Dari hasil penelitian ini dapat disusun kontribusi untuk teori diskursus Habermas. Jika dalam teori diskursus Habermas dinyatakan konsensus dapat dihasilkan sebuah perdebatan rasional yang bebas dan tanpa tekanan tidak terjadi pada diskursus yang melibatkan warga dan pemerintah/swasta. Menurut penulis, diskursus yang mampu menghasilkan konsensus hanya pada komunitas yang seragam (memiliki latar belakang dunia-kehidupan yang sama). Diskursus para pihak yang memiliki latar belakang dunia-kehidupan berbeda sulit terjadi terlebih pada perbenturan kepentingan warga dan negara/swasta. Oleh karenanya peneliti melihat bahwa jalur hukum bisa menjadi jalan keluar dari diskursus Habermas jika mengalami kebuntuan pada wilayah politik. Sehingga diskursus tidak berhenti pada ruang publik tetapi diteruskan ke ruang pengadilan untuk mendapatkan keadilan sosial.

Implikasi Kebijakan

Masyarakat Indonesia yang semakin cerdas dan kehidupan politik yang semakin demokratis membutuhkan penanganan yang semakin dewasa terhadap persoalan-persoalan kewarganegaraan. Kepentingan warga yang beragam bahkan saling tumpang tindih memerlukan pengelolaan yang baik. Di level warga sendiri harus ditumbuhkan solidaritas yang berakar pada kehidupan budayanya sendiri. Warga yang memiliki kepentingan yang beragam tersebut harus memampukan diri untuk saling berbagi argumen sekaligus menerima argumen piak lain. Termasuk argumen dari kepentingan pasar atau swasta dan juga kepentingan negara.

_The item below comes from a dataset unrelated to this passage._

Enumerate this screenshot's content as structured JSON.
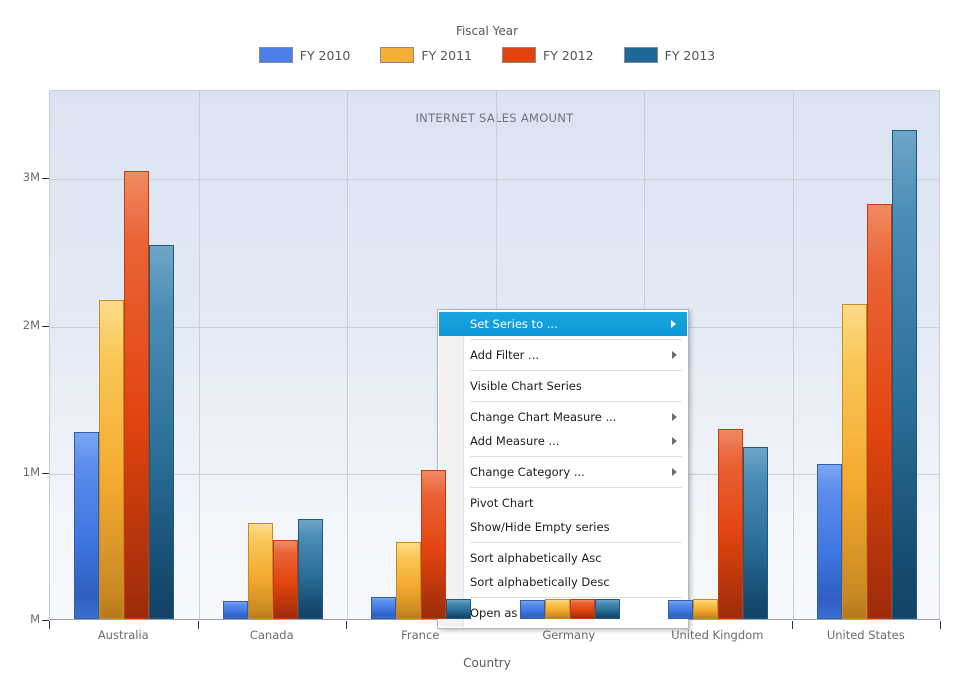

Melalui pendekatan komunikasi partisipasi dengan varian dialogis-reflektif sebagai bentuk komunikasi bebas distorsi diharapkan dapat menghasilkan konsensus bersama. Komunikasi dialogis-reflektif sebagai komunikasi dua arah dengan saling menggunakan argumentasi rasional berusaha untuk memberikan pemahaman tetapi tidak memaksa bahkan mencoba memahami argumentasi pihak lain dengan rasional dan tulus. Komunikasi dialogis-reflektif ini kemungkinan mampu membuat konsensus dalam diskursus menjadi lebih mudah tercapai sehingga aspek keadilan sosial dapat terwujud melalui sarana teknologi informasi. Sebuah forum warga yang terbuka, bebas, dan non diskriminasi perlu dibangun secara bersama oleh warga sendiri dengan dukungan dari

negara/pemerintah. Forum warga dapat berupa pertemuan komunikasi secara fisik maupun secara virtual. Penggunaan forum warga virtual akan menjadi kelebihan saat ini dengan kemudahan teknologi informasi. Pemerintah dapat menginisiasi pembangunan forum warga online.

Aplikasi berbasis web internet yang memiliki fungsi forum suara warga (e- citizen voice forum) memiliki kemampuan untuk menjaring warga berpartisipasi dalam suatu topik pembahasan peraturan perundang-undangan. Partisipasi warga secara elektronik ini dapat mengurangi biaya penyelenggara dan partisipan. Seperti yang dikemukanan Carpini, Cook, & Jacobs (2004), kelebihan online adalah fleksibilitas bagi semua individu partisipan, banyak waktu untuk memusyawarahkan isu-isu baru, memiliki skala yang luas karena tidak tergantung wilayah.